We are in an interesting situation, with shares and corporate bonds priced much higher than a few months ago while economic turmoil has receded. After the last issue of Investment Outlook, we chose to reduce the risk level in our portfolios to a neutral stance, with some overweighting in global equities compared to Swedish equities. In fixed income, we remain overweight in corporate bonds. But greater uncertainty suggests a period of continued large price fluctuations.

How different asset classes have performed

The chart shows the 5-year performance of various asset classes.
The chart shows returns on the broad MSCI AC World equity index, the OMX equity index, the OMRX bond index and the Pan-European High Yield Index in local currencies. Source: Bloomberg/Macrobond.

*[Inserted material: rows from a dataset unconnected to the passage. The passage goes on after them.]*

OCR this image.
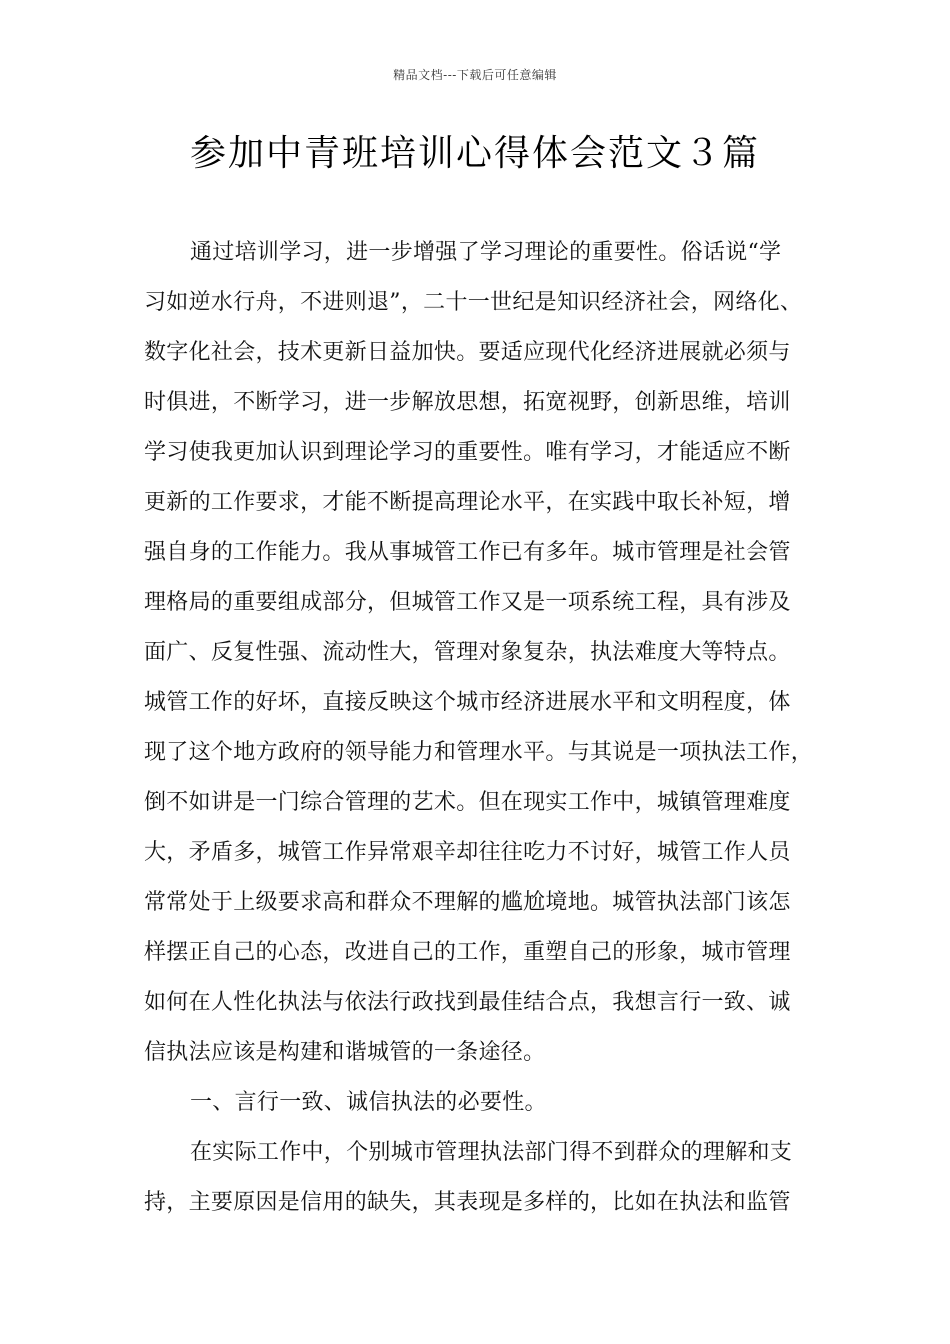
精品文档---下载后可任意编辑
参加中青班培训心得体会范文３篇
通过培训学习，进一步增强了学习理论的重要性。俗话说“学
习如逆水行舟，不进则退”，二十一世纪是知识经济社会，网络化、
数字化社会，技术更新日益加快。要适应现代化经济进展就必须与
时俱进，不断学习，进一步解放思想，拓宽视野，创新思维，培训
学习使我更加认识到理论学习的重要性。唯有学习，才能适应不断
更新的工作要求，才能不断提高理论水平，在实践中取长补短，增
强自身的工作能力。我从事城管工作已有多年。城市管理是社会管
理格局的重要组成部分，但城管工作又是一项系统工程，具有涉及
面广、反复性强、流动性大，管理对象复杂，执法难度大等特点。
城管工作的好坏，直接反映这个城市经济进展水平和文明程度，体
现了这个地方政府的领导能力和管理水平。与其说是一项执法工作，
倒不如讲是一门综合管理的艺术。但在现实工作中，城镇管理难度
大，矛盾多，城管工作异常艰辛却往往吃力不讨好，城管工作人员
常常处于上级要求高和群众不理解的尴尬境地。城管执法部门该怎
样摆正自己的心态，改进自己的工作，重塑自己的形象，城市管理
如何在人性化执法与依法行政找到最佳结合点，我想言行一致、诚
信执法应该是构建和谐城管的一条途径。
一、言行一致、诚信执法的必要性。
在实际工作中，个别城市管理执法部门得不到群众的理解和支
持，主要原因是信用的缺失，其表现是多样的，比如在执法和监管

Expected returns, next 12 months

Equities Return Risk
Global equities 7.3% 12.6%
Emerging market equities 7.9% 14.2%
Swedish equities 8.5% 13.0%
Fixed income investments Return Risk
Government bonds -1.3% 1.2%
Corporate bonds, investment grade (Europe) 0.9% 2.7%
Corporate bonds, high yield (Europe) 3.7% 3.9%
Emerging Market Debt  (lokal valuta) 7.0% 8.1%
Alternative investments Return Risk
Hedge funds 3.5% 6.0%

Source: SEB

Global equities

Challenging valuations, due to rising prices
  • Nervousness, risk aversion and falling share prices late in 2018 have been replaced by greater optimism and rising stock markets.
  • The MSCI All Country World Index in local currencies, including dividends, reached all-time highs in early May.
  • Share prices have climbed more sharply than earnings. We thus foresee limited potential from current levels.
  • The quarterly corporate report season has been better than feared. The low earnings expectations have been exceeded.
  • We are sticking to our forecast of low single-digit growth figures for global earnings.
  • Fear of American health care reforms has held back the upturn in the health care sector, but valuations are attractive in a long-term perspective.

Nordic equities

Neutral to negative view on Nordic stocks
  • Risk appetite has increased sharply so far in 2019: risk of a sharp downturn.
  • China has been a leader in this year’s stock market rally, with Nordic companies also climbing.
  • Big differences in market sentiment between sectors – favouring industrials and convenience goods over forest products, banking and construction. However, we prefer forest products over industrials within cyclical sectors.
  • Banking shares are being squeezed by worries about money laundering.
  • Neutral valuations on Nordic stock markets as a whole.

Fixed income investments

Central banks continue stimulus measures
  • The US Federal Reserve is signalling an unchanged key interest rate in 2019 and 2020.
  • Sweden’s Riksbank will need to postpone its next rate hike until July 2020.
  • Credit markets are benefiting from the more dovish central bank policy stance.
  • Economic growth and undervalued currencies will provide support to emerging market bonds.

Alternative investments

  • Broad stock market upturns will provide support to equity long/short hedge fund strategies with positive net exposure.
  • Clear trends early in 2019 have generated a recovery for trend-following strategies.
  • Relatively sharp movements in the bond and foreign exchange markets are leading to mixed performance by macro funds.
  • Rising stock market volatility should provide return  potential for hedge funds.